Following the addition of the fudge topping, the middle layer is formed by adding a dough. The dough that forms the second layer 4 is different from the dough that formed the tart shell. The second layer 4 is formed by adding cookie dough, added on top of the first layer topping 3. For example, a chocolate “chip” filling is added on top of the topping. The chocolate chunk cookie dough may be comprised of enriched flour, sugar, semi-sweet chocolate, vegetable shortening, eggs, margarine, a preservative, and any artificial flavorings, if necessary. The chocolate in the dough should be in chunks. In an alternative embodiment, the chocolate chip cookie dough itself is chocolate flavored.

Alternatively, a nut based cookie dough may also be used instead of chocolate chips. For example, a dough containing macadamium nuts may be used. In yet another embodiment of the invention, a chocolate flavored dough may be used, either in combination with nuts, or with no chunky additives. Similarly, the dough may also contain bits of fruit, or caramel. Additionally, combinations of these chunky doughs may be used.

The amount of dough to be positioned over the topping 3 for a three inch wide shell is preferably about two and a quarter (2.25) ounces, although this FIGURE may vary with taste and size of the shell. The amount of cookie dough added could range from about 1 ounce to three ounces.

The cookie pie is then baked for 17 minutes at 360 degrees, or until the top is of the desired darkness. Hence, cooking time and temperature are variable.

After heating, the cookie pie is removed from the oven and allowed to cool for 2-3 minutes.

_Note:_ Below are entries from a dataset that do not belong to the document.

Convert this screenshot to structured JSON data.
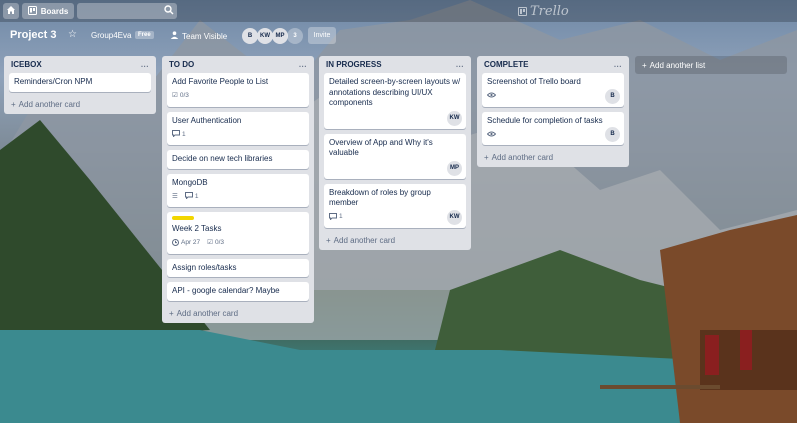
{
  "topbar": {
    "home_icon": "home-icon",
    "boards_label": "Boards",
    "search_icon": "search-icon",
    "logo_text": "Trello"
  },
  "board": {
    "title": "Project 3",
    "team": "Group4Eva",
    "team_badge": "Free",
    "visibility": "Team Visible",
    "members": [
      "B",
      "KW",
      "MP"
    ],
    "member_count": "3",
    "invite_label": "Invite"
  },
  "lists": {
    "icebox": {
      "title": "ICEBOX",
      "menu": "...",
      "cards": [
        {
          "title": "Reminders/Cron NPM"
        }
      ],
      "add_card": "Add another card"
    },
    "todo": {
      "title": "TO DO",
      "menu": "...",
      "cards": [
        {
          "title": "Add Favorite People to List",
          "checklist": "0/3"
        },
        {
          "title": "User Authentication",
          "comments": "1"
        },
        {
          "title": "Decide on new tech libraries"
        },
        {
          "title": "MongoDB",
          "comments": "1"
        },
        {
          "title": "Week 2 Tasks",
          "due": "Apr 27",
          "checklist": "0/3",
          "label_color": "#f2d600"
        },
        {
          "title": "Assign roles/tasks"
        },
        {
          "title": "API - google calendar? Maybe"
        }
      ],
      "add_card": "Add another card"
    },
    "inprogress": {
      "title": "IN PROGRESS",
      "menu": "...",
      "cards": [
        {
          "title": "Detailed screen-by-screen layouts w/ annotations describing UI/UX components",
          "member": "KW"
        },
        {
          "title": "Overview of App and Why it's valuable",
          "member": "MP"
        },
        {
          "title": "Breakdown of roles by group member",
          "comments": "1",
          "member": "KW"
        }
      ],
      "add_card": "Add another card"
    },
    "complete": {
      "title": "COMPLETE",
      "menu": "...",
      "cards": [
        {
          "title": "Screenshot of Trello board",
          "member": "B"
        },
        {
          "title": "Schedule for completion of tasks",
          "member": "B"
        }
      ],
      "add_card": "Add another card"
    }
  },
  "add_list_label": "Add another list",
  "colors": {
    "list_bg": "#dfe1e6",
    "card_text": "#172b4d",
    "muted_text": "#5e6c84",
    "label_yellow": "#f2d600"
  }
}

For the third layer 5, a fudge topping, or some other appropriate or desired topping, which may or may not be the same topping as that found in on the first layer 3 of the filling of the cookie pie, is added on top of the second layer of the filling of the cookie pie, on top of said melted cookie dough. The amount of topping to be added may be ¼ of an ounce for a three inch shell; however, the amount of topping may be varied according to taste and size of the tart shell.

In another alternative embodiment, the filling, including the cookie dough, need not be cooked, but could be placed into the tart such that raw cookie dough is eaten.

In another alternative embodiment, a third layer is not added to the cookie dough.

While this invention has been described with reference to specific embodiments, it will be recognized by those skilled in the art that variations are possible without departing from the spirit and scope of the invention, and that it is intended to cover all changes and modifications of the invention disclosed herein for the purposes of illustration which do not constitute departure from the spirit and scope of the invention.